Btw. I don’t know why Andrew Murphie’s blog is called Adventures in Jutland. More reading is called for.


Whitehead’s Media Theory—a beginning

(Alfred North for those not living in the 1930s) Whitehead presents a little remarked upon but comprehensive ‘media theory’ that resituates media in the world, not “bifurcated” from a large slice of it. This theory is arguably more complete, if similar to, and yet predating, McLuhan’s. Indeed McLuhan read Whitehead extensively (see Douglas Coupland, Marshall McLuhan: You Know Nothing of My Work! 45, 59). In Whitehead’s theory of media there is no “bifurcation” between different types of signal (technical or natural, for example). Thus Whitehead’s philosophy becomes one in which the complexity of signal at the level of the world is paramount. Signals become “vectors of transmission” for the (“prehension” of) feeling which is central to his account of process. The world is a medium (Whitehead, Process and Reality, 286)—or a multiplicity of worlds (284) are mediums—for such vectors. For “the philosophy of organism the primary relationship of physical occasions is extensive connection,” (288) not simple extension of previously existing “things” (such as “us”).

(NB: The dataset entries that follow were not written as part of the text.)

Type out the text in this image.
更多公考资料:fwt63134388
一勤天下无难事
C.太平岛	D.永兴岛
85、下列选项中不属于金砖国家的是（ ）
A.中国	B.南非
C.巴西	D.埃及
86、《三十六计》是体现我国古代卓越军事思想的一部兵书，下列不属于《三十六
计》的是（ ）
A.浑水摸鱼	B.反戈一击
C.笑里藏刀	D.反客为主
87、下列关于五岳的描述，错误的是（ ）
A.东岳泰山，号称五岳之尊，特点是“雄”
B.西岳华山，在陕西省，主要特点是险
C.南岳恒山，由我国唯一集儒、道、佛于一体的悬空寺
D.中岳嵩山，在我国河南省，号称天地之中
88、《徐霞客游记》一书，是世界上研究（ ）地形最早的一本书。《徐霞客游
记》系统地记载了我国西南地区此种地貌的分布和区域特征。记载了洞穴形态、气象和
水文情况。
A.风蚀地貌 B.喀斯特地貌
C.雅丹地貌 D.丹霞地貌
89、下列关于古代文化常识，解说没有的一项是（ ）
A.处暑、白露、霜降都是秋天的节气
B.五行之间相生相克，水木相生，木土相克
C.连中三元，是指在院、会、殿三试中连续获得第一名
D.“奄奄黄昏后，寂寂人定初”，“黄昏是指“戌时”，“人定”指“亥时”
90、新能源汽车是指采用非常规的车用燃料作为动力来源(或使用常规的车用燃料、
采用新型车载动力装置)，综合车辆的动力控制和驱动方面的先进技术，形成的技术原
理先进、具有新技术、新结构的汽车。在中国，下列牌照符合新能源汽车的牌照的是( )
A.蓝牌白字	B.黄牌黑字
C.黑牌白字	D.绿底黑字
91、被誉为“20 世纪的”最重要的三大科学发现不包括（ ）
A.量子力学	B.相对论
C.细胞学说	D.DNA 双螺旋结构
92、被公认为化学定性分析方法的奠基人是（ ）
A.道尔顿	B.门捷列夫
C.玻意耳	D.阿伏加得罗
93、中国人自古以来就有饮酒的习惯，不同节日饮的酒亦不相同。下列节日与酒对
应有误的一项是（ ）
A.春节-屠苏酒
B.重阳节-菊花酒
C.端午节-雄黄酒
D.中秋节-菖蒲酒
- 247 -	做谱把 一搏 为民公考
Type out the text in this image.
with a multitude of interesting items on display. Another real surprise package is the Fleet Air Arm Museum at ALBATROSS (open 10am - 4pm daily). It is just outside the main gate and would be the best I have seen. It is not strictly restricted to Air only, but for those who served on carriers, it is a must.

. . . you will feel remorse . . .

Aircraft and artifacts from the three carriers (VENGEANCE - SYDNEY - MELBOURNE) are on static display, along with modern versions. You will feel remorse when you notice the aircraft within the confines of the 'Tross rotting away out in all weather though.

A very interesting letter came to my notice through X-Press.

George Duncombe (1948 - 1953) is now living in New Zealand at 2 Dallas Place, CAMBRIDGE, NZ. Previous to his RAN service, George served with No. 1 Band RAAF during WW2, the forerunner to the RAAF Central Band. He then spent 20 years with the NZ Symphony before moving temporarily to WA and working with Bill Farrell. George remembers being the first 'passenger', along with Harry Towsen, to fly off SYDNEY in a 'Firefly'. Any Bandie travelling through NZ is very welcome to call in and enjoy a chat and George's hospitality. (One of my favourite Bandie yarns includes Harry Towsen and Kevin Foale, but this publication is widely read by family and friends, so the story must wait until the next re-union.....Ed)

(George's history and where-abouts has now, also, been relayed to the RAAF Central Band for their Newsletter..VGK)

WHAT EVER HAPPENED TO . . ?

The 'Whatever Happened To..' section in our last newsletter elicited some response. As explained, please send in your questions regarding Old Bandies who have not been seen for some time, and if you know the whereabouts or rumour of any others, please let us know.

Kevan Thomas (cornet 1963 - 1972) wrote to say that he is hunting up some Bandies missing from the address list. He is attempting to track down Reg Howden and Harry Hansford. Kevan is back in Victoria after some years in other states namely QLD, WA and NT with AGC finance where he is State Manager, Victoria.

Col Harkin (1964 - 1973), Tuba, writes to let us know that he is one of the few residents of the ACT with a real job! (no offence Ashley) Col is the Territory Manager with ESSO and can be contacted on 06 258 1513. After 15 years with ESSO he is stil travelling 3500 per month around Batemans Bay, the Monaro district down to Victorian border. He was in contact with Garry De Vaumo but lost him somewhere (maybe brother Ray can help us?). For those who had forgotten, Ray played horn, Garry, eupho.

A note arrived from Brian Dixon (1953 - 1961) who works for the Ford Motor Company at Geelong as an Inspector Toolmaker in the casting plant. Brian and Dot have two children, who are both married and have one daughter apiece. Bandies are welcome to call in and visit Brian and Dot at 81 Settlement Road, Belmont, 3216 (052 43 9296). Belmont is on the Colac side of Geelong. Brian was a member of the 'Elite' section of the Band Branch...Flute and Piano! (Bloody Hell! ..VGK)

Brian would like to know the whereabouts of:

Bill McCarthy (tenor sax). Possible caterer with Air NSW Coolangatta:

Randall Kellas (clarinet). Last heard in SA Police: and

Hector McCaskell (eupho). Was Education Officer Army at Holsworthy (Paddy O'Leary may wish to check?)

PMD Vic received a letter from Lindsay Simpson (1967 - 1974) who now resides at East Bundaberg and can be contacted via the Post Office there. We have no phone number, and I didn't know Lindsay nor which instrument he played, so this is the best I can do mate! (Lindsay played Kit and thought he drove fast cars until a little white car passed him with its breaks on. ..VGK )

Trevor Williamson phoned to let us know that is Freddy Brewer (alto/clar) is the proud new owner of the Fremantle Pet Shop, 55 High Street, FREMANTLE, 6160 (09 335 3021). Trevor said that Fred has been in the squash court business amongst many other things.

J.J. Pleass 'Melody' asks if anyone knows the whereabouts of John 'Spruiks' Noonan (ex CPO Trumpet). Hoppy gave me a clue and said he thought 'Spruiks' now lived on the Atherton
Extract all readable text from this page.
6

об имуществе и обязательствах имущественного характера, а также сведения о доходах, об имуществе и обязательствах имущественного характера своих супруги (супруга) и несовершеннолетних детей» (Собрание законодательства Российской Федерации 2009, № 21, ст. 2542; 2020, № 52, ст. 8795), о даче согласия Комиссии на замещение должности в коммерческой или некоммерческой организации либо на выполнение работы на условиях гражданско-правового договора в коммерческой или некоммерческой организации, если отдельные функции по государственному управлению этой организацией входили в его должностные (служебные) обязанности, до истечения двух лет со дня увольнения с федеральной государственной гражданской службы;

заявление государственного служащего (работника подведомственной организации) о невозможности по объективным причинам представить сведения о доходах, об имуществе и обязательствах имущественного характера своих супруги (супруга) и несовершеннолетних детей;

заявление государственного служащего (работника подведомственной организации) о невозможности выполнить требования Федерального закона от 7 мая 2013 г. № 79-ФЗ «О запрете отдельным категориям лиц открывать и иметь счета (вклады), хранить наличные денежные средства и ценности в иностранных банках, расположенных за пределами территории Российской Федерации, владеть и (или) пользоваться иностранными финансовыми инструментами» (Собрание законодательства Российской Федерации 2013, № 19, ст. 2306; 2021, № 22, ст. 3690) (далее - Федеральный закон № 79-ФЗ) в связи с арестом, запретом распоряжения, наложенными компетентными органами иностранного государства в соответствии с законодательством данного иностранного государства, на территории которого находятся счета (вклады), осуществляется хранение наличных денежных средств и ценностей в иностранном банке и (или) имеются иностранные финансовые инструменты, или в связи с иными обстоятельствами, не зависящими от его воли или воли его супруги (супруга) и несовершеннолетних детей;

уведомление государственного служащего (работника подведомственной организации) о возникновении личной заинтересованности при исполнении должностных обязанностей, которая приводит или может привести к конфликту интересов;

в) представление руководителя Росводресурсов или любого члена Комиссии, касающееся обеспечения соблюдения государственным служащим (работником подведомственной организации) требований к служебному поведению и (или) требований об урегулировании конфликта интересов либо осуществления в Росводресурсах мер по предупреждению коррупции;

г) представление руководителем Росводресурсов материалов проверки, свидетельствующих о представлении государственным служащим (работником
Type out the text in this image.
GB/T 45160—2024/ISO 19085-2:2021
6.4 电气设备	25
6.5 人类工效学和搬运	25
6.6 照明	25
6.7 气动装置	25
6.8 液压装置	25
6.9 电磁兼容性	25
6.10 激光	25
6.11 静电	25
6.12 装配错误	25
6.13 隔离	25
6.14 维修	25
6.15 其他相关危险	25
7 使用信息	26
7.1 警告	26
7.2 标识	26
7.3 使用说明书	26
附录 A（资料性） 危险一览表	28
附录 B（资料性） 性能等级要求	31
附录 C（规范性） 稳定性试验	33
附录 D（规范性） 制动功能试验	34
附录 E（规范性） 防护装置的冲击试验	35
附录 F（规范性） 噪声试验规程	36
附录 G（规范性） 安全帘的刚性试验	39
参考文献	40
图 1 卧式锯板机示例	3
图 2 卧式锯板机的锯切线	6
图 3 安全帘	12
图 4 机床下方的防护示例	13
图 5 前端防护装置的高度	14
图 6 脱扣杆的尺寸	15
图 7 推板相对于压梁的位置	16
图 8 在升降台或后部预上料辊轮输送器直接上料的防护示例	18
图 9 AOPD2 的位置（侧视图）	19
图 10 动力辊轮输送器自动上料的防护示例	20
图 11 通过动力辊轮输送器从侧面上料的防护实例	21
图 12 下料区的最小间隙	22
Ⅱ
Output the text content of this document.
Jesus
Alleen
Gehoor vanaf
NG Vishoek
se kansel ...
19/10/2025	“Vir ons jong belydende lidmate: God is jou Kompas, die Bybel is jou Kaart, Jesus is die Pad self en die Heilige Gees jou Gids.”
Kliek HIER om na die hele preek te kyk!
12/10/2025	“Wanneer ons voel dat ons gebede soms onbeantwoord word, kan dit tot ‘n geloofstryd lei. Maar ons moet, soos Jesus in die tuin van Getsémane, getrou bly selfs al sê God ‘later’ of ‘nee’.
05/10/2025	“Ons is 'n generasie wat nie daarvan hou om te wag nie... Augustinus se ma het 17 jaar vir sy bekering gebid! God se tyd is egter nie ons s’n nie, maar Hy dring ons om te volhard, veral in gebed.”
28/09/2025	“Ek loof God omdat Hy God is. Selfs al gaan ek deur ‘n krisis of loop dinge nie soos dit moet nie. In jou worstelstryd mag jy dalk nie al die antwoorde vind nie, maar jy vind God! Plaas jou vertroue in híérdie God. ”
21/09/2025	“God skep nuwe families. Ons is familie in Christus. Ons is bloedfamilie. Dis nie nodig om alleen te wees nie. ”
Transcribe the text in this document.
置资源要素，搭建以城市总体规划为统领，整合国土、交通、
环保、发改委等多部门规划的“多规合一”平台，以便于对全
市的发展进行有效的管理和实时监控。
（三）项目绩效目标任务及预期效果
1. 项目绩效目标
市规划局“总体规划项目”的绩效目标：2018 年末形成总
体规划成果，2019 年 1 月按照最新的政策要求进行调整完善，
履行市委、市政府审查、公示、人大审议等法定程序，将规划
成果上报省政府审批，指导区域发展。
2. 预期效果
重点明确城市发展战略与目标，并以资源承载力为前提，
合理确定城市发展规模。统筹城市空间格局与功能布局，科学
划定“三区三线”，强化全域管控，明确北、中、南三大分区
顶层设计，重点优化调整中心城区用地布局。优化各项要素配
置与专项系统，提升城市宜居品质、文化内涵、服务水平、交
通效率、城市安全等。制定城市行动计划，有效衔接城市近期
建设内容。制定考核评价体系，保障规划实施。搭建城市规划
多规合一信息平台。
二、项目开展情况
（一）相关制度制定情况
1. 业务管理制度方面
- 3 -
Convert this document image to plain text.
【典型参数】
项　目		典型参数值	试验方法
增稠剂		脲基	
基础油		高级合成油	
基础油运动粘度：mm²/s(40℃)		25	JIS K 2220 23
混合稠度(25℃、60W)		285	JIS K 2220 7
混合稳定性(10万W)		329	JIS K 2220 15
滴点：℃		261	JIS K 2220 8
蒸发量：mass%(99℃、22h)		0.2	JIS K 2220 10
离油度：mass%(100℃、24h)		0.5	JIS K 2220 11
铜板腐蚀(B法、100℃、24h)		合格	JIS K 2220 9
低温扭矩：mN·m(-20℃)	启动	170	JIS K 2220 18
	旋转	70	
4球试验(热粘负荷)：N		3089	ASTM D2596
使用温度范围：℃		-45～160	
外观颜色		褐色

Whitehead also preempts the very basis of both McLuhan’s thought–“the medium is the message.” He writes, “These extensive relations do not make determinate what is transmitted; but they do determine conditions to which all transmission must conform” (ibid.–see also Steven Shaviro, Without Criteria: Kant, Whitehead, Deleuze, and Aesthetics, 52). In a similar but again perhaps more comprehensive manner than McLuhan, Whitehead further understands the “the human body” as a kind of signal transducer or modulator, “…as a complex ‘amplifier’–to use the language of the technology of electromagnetism” (119). Even more than this,  “the predominant basis of perception is perception of the various bodily organs, as passing on their experiences by channels of transmission and of enhancement” (119).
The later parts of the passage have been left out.